The regulatory function of the homeotic deficiens gene in floral organogenesis is diversified and specified by transcriptional and post-translational control. In this respect, the molecular basis of control in plant development may resemble that of animals. Genetic control of a homeotic gene, however, suggests that its analysis will not shed light on the mechanisms that generate the positional information that is subsequently interpreted by the homeotic genes.

One can expect rapid progress in the study of homeotic genes, their interactions with each other and the regulation of their expression. This will help to elucidate basic mechanisms controlling flower development, but many questions will still remain open.

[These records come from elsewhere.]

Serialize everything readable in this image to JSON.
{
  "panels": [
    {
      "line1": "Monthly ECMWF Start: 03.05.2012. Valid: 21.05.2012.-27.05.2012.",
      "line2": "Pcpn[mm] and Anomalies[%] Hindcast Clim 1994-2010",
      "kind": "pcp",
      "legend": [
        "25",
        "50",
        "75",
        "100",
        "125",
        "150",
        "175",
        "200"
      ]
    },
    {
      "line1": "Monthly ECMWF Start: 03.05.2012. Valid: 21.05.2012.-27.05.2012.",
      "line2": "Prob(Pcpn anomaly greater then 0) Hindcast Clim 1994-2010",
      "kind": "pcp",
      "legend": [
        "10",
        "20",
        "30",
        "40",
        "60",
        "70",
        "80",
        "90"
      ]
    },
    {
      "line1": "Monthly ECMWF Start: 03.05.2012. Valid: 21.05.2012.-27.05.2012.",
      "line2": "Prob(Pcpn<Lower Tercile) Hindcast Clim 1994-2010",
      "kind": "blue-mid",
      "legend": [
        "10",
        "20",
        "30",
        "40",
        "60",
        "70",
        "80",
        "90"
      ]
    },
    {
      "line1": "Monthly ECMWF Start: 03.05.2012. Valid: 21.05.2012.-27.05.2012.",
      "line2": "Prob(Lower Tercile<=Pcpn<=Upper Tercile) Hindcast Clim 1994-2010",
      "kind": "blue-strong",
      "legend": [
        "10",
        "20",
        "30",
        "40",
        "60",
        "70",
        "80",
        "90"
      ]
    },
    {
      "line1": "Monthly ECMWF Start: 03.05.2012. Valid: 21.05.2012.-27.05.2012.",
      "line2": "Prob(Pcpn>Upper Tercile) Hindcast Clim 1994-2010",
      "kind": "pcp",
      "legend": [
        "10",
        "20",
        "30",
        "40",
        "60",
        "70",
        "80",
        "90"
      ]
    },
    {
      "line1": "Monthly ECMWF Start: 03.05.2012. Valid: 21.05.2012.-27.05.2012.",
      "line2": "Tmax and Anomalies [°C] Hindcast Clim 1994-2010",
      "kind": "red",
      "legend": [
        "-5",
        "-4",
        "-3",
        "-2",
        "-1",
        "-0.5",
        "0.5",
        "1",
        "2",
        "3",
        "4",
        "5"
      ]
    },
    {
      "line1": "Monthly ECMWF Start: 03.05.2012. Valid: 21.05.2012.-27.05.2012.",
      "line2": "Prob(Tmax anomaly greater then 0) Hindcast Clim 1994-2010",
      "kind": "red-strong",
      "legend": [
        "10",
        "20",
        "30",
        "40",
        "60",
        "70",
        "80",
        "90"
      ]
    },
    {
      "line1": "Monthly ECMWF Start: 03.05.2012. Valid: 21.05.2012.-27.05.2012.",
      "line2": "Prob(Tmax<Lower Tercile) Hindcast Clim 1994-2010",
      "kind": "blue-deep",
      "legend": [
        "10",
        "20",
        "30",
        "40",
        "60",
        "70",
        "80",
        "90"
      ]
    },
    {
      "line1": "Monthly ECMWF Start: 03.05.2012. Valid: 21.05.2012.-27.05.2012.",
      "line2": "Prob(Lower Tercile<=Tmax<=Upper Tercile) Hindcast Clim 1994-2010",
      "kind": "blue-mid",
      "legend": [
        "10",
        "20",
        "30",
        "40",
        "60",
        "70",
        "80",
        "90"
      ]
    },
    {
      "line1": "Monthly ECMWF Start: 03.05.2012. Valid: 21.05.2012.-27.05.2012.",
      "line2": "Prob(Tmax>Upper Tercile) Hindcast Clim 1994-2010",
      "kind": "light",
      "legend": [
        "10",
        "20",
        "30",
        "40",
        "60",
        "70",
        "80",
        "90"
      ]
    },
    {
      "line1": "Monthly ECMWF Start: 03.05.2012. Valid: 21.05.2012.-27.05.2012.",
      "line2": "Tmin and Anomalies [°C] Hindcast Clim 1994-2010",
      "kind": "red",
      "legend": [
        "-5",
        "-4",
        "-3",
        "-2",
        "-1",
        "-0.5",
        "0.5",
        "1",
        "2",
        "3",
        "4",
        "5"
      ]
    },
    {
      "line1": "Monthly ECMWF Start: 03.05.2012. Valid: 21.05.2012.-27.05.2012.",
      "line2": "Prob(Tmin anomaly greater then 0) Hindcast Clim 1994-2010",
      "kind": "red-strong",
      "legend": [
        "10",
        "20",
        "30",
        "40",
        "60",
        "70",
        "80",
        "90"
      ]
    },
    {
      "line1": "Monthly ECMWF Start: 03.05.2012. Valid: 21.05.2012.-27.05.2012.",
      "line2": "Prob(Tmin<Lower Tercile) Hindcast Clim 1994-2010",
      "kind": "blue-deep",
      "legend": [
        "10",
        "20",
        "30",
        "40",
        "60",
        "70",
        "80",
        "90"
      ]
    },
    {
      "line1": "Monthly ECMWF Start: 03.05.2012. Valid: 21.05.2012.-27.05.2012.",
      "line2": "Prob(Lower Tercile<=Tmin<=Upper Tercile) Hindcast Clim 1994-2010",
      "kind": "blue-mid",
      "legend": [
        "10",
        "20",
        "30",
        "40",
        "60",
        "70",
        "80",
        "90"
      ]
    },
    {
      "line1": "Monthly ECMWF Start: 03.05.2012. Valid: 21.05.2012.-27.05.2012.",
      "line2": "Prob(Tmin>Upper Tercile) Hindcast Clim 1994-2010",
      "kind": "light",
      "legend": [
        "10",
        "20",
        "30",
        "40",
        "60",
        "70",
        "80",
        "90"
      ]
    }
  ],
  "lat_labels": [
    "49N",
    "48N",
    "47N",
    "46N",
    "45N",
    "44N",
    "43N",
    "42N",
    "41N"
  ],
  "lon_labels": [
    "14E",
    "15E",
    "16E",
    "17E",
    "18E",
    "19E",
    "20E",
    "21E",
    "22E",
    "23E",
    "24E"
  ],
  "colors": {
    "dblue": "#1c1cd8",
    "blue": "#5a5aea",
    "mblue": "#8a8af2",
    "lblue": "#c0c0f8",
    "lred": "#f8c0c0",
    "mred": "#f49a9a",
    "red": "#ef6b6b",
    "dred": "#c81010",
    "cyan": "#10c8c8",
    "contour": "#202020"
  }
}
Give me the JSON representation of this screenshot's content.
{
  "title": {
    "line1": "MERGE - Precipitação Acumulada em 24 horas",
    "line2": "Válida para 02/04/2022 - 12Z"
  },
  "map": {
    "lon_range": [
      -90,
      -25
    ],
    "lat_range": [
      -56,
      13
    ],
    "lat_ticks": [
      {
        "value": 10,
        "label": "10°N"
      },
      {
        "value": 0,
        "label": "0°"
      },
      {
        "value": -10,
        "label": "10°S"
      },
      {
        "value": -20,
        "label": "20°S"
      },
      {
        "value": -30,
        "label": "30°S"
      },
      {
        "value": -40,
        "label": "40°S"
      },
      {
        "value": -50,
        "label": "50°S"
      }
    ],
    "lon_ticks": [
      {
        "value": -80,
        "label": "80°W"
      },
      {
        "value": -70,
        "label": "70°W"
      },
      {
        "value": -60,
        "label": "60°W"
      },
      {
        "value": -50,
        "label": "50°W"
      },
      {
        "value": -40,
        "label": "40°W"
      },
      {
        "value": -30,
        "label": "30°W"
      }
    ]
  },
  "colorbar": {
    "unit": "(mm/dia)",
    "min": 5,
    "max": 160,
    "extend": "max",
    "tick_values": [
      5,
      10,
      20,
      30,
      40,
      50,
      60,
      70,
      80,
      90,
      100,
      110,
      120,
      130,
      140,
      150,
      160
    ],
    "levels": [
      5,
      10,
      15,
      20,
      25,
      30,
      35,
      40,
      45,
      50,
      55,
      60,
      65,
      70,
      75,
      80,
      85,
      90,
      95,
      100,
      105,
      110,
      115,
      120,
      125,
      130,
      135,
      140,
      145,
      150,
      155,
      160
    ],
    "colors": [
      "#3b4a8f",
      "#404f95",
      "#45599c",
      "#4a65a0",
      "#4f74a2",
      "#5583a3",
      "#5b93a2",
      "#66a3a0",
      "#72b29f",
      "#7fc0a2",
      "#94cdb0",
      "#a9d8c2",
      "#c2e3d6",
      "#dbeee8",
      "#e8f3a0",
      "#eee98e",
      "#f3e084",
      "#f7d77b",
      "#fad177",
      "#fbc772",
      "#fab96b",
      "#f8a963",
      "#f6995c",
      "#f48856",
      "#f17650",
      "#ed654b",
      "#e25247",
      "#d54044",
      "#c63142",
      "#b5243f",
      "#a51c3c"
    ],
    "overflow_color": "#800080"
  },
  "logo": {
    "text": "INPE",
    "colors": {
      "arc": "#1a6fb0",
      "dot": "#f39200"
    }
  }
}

Nothing is known, for example, about genes (so-called targets) whose expression and function is regulated by homeotic genes. The same is true for genes that control expression of homeotic genes. To achieve progress in this field, molecular studies must be complemented by genetic analyses. Such genes, for instance, could be identified, and perhaps isolated, when a search for modifiers and suppressors of homeotic mutations is carried out by genetic methods.

Similarities in the process of flower development among different plant species has often been emphasized. The homology between homeotic genes controlling organogenesis in Antirrhinum and Arabidopsis may support the current view that studying one plant species will allow the development of others to be understood as well. This may be true for the very basic molecular mechanisms that govern, by transcriptional control, developmental processes. But distinctive differences may also exist, such as the number and behaviour of genes involved in a particular process, or the absence of certain types of homeotic transformation in some plant species. Therefore, it is possible that the complexity of processes directing flower development is different in different plant species.